Sedangkan landasan dari hadīth, adalah:
عن ابى هريرة رضى الله عنه ان رسول الله صلى الله عليه وسلم: اذا مات الا نسان ان قطع عنه عمله الا من ثلا ثة الا من صدقة جا رية او علم ينتفع به او ولد صا لح يد عو له )رواه مسلم(
Dari Abū Hurairah ra bahwasannya Rasūlullāh saw bersabda: Apabila manusia telah mati, terputuslah amal perbuatannya, kecuali dari tiga hal, yaitu şadaqah jariyah, ilmu pengetahuan yang dimanfaatkan atau anak yang şaleh yang mendoakannya.”
Hadīth yang lebih tegas menjelaskan dianjurkannya ibadah wakaf, yaitu perintah Nabi kepada ‘Umar bin Khaţţāb untuk menşadaqahkan tanahnya yang ada di Khaibar.
عَنْ ابْنِ عُمَرَ قَالَ أَصَابَ عُمَرُ أَرْضًا بِخَيْبَرَ فَأَتَى النَّبِيَّ صَلَّى اللَّهُ عَلَيْهِ وَسَلَّمَ يستأمره فيها فَقَالَ يارسول الله اني أَصَبْتُ أَرْضًا بخيبر لَمْ أُصِبْ مَالًا قَطُّ أَنْفَسَ عِنْدِي منه فَما تَأْمُرُني بِهِ ؟ قَالَ: إِنْ شِئْتَ حَبَّسْتَ أَصْلَهَا وَتَصَدَّقْتَ بِهَا قَالَ فَتَصَدَّقَ بِهَافِي الْفُقَرَاء وَفِي الْقُرْبَى وَفِي الرِّقَابِ وَفِي سَبِيلِ اللَّهِ وَابْنِ السَّبِيلِ وَالضَّيْفِ لَا جُنَاحَ عَلَى مَنْ وَلِيَهَا أَنْ عَلَى أَنْ يَأْكُلَ مِنْهَا بِالْمَعْرُوفِ وَيُطْعِمَ غَيْرَ مُتَمَوِّلٍ فِيه) رواه مسلم)
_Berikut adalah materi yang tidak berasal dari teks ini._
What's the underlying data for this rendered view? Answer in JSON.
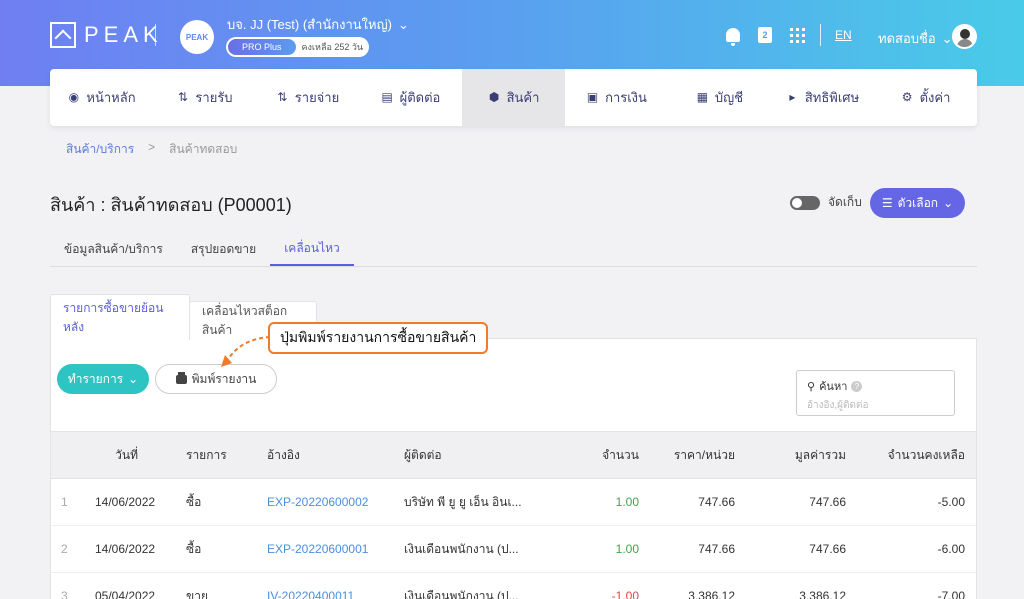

Dari Ibnu 'Umar ra. berkata, bahwa sahabat ‘Umar mendapatkan sebidang tanah di Khaibar. Lalu ia menghadap Rasūlullāh saw untuk memohon petunjuk. ‘Umar berkata: Ya Rasūlullāh ! Saya memperoleh sebidang tanah di Khaibar, saya belum pernah mendapat harta sebaik itu, maka apakah yang engkau perintahkan kepadaku ? Rasūlullāh menjawab: Apabila engkau mau, maka tahanlah zat (asal) bendanya dan şadaqahkanlah hasilnya (manfaatnya)”. Kemudian ‘Umar melakukan şadaqah, tidak dijual, tidak juga dihibahkan dan juga tidak diwariskan. Ibnu ‘Umar berkata: ‘Umar menyalurkan hasil tanah itu bagi orang-orang fakir, kaum kerabat, budak belian, orang-orang yang berjuang di jalan Allah (sabilillah), orang-orang yang kehabisan bekal di perjalanan (ibnu sabil) dan tamu. Dan tidak berdosa bagi orang yang mengurusi harta wakaf tersebut makan dari hasilnya dalam batas kewajaran atau makan dengan tidak menumpuk harta.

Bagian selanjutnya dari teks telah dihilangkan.